Engineering Manager Call – General discussion about experience and role.
CodeSignal Assessment – 4 DSA problems in 90 minutes (similar to Leetcode Medium-Hard).
Take-Home Assignment – Build a fully working Android app within a week.
Technical Round – With 3 panelists, covering Android concepts, take-home review, and a small system design problem.
Job Fit Interview – With two Engineering Managers.
System Design Interview (Part 1) – With an architect, cut short due to fire alarm.
Behavioral Interview – With another EM.
System Design Interview (Part 2) – Full 45-minute continuation.
Rejection for original role.
Reconsidered for a Platform Team role – General call again with different EM.
Final rejection.
The process felt excessive, especially for a mid-to-senior IC role that other companies fill in 3–4 rounds max. The salary offered was more or less similar to peers in the industry, but the effort-to-outcome ratio felt skewed.
Observations & Feedback
Passing both the CodeSignal DSA and take-home test felt redundant. Most companies use either, not both, to gauge technical ability.
Three separate system design conversations were conducted (including one impromptu), which felt repetitive and time-consuming.
The initial EM discussion and the job-fit round were conducted by the same person.
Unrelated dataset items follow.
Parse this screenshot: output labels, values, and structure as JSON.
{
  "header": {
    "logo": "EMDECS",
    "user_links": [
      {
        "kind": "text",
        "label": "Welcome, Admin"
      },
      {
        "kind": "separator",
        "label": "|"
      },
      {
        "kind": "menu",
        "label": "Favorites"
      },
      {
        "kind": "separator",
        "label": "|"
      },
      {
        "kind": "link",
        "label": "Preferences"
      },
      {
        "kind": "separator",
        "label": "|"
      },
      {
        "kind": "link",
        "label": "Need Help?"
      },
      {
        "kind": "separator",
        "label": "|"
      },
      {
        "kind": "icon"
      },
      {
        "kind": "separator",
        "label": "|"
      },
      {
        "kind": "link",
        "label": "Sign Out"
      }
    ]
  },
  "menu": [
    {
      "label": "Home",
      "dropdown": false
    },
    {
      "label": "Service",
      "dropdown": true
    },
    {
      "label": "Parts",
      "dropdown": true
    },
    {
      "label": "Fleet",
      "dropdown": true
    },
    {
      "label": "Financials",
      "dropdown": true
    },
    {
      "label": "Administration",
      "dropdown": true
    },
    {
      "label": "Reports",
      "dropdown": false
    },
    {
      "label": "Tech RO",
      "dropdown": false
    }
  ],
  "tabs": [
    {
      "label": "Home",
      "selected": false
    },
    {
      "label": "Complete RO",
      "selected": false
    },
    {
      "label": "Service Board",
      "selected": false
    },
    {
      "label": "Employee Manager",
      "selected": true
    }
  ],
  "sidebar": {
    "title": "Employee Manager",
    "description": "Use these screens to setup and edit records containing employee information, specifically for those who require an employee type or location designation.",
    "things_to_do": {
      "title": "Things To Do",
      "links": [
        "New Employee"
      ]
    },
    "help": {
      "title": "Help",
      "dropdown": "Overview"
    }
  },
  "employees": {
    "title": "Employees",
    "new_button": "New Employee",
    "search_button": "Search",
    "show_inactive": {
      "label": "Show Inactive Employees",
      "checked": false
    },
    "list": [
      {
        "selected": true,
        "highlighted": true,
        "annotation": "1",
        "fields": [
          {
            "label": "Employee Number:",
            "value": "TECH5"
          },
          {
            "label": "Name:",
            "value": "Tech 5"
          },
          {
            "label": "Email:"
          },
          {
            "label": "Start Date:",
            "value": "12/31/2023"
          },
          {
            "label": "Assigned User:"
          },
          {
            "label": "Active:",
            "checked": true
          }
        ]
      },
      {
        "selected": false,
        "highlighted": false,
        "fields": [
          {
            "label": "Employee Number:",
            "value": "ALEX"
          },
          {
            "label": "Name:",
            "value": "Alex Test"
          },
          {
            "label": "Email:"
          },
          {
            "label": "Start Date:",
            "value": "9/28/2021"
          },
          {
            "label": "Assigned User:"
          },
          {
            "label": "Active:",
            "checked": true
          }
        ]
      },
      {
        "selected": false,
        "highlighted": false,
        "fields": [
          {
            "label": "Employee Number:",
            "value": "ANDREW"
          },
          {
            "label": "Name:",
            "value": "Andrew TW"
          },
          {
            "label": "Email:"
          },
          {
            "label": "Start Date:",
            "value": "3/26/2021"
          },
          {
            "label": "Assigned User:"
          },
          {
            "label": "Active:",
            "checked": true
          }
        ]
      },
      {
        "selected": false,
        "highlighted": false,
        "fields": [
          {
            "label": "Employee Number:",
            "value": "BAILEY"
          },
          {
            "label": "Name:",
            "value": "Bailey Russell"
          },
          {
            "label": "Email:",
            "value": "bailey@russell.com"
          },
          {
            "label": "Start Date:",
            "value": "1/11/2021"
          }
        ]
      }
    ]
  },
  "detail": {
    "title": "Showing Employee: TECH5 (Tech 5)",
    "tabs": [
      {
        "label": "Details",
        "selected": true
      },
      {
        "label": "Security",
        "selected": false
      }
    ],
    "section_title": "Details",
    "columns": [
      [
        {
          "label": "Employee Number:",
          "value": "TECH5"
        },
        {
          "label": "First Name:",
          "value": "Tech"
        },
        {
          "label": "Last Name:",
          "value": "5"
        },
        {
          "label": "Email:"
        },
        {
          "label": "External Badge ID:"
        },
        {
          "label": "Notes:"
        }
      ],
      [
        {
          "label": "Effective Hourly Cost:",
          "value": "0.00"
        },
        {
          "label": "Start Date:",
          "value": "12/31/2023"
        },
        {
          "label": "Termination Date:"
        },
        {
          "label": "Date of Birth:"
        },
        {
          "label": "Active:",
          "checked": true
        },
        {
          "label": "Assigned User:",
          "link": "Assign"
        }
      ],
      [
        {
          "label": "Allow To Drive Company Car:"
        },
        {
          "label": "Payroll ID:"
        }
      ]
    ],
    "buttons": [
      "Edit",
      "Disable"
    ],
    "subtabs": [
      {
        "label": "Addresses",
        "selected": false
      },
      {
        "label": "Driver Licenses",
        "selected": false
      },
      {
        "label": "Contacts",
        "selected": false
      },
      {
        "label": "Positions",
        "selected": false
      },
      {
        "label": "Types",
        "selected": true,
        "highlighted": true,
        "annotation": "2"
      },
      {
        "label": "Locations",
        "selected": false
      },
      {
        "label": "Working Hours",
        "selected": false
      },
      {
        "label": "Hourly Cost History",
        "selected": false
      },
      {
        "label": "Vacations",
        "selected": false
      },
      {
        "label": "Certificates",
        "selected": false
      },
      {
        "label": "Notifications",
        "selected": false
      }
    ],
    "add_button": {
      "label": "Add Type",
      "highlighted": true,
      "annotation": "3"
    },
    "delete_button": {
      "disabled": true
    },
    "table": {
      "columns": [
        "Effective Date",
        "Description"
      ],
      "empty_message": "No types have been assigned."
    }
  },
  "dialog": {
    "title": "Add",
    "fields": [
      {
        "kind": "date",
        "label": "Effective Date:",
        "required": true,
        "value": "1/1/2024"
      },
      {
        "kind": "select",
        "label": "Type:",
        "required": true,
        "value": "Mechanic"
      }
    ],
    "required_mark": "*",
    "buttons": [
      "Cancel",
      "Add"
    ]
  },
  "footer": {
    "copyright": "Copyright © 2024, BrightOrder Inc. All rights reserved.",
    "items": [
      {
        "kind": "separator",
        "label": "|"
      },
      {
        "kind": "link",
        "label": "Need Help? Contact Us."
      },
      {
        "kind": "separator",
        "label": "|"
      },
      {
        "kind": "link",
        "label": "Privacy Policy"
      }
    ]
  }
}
The latter could have been used for final evaluation instead of duplicating conversations.
Final rejection was not due to technical skill, but based on a subjective “team fit” during the behavioral rounds — which felt disheartening given I had passed all prior technical assessments.
Feedback loop was transparent and kind, but the overall time investment was disproportionate to the final outcome.